Achilliane Baths in Catania
The Achillian Baths are one of the most significant buildings of the Roman-Imperial age in Catania.
The monument was excavated in the eighteenth century by Ignazio Paternò Castello, prince of Biscari, who in his Journey to all the antiquities of Sicily remembers having freed the monument from the earth accumulated there after the earthquake of 1693 and having managed to discover only a part of the large thermal complex of which he had identified traces under the Cathedral of Sant'Agata, under the Seminary, current seat of the Diocesan Museum, and under the Palazzo Senatorio, now the Town Hall. Shortly after, Jean Houel, visiting Catania during his trip to the island, struck by the suggestion of the building, which he believed to be a colossal temple of Bacchus, reproduces the central hall and the stuccos with cupids, animals, tendrils and bunches of grapes in some gouaches now preserved in the Hermitage in St. Petersburg.

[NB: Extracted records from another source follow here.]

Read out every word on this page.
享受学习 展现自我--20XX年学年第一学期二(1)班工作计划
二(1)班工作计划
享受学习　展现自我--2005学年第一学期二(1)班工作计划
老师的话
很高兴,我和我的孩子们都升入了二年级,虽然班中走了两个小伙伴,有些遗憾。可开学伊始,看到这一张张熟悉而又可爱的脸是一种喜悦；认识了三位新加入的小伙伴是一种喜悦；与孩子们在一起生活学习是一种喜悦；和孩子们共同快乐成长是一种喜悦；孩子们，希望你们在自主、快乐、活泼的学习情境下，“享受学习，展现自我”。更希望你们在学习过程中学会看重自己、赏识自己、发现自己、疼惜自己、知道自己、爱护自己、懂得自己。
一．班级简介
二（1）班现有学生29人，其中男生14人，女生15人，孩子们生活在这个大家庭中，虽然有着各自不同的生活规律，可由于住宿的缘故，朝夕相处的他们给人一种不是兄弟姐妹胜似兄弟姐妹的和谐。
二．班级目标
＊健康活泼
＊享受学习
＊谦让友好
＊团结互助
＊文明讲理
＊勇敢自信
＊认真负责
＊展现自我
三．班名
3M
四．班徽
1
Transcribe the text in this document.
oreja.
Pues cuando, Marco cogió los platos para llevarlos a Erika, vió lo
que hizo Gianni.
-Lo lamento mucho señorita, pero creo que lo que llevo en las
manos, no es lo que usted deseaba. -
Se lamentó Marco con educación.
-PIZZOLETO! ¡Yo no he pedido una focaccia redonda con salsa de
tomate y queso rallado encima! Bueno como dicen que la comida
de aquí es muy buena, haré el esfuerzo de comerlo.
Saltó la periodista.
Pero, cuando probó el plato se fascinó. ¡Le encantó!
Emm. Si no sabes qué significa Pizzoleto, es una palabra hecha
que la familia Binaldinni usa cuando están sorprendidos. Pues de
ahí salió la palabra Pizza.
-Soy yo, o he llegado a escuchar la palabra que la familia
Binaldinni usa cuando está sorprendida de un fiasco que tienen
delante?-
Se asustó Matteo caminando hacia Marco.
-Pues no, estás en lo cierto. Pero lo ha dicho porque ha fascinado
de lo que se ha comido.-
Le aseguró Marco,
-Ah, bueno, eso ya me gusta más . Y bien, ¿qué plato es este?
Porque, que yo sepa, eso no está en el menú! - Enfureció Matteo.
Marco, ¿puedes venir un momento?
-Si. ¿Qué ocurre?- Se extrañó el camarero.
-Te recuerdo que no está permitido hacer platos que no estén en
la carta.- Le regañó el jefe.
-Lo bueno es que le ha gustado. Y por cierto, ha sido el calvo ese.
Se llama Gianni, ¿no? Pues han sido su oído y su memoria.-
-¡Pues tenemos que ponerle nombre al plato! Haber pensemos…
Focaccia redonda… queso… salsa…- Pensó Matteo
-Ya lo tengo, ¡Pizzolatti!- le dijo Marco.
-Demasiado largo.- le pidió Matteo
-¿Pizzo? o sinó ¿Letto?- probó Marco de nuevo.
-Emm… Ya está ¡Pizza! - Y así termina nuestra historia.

In the nineteenth century the architect Ittar redesigned the plan, while Adolf Holm, in his work Catania Antica, describes as a whole the building of which, in 1856, parts had been discovered under the Seminary of the Clerics and under Via Garibaldi.
The part of the building that can be visited today consists of a central rectangular room with four pillars on which the vaults are set. At the center of this room there is a basin originally covered in marble, as well as some slabs, in fragments, which must have constituted the flooring of the room.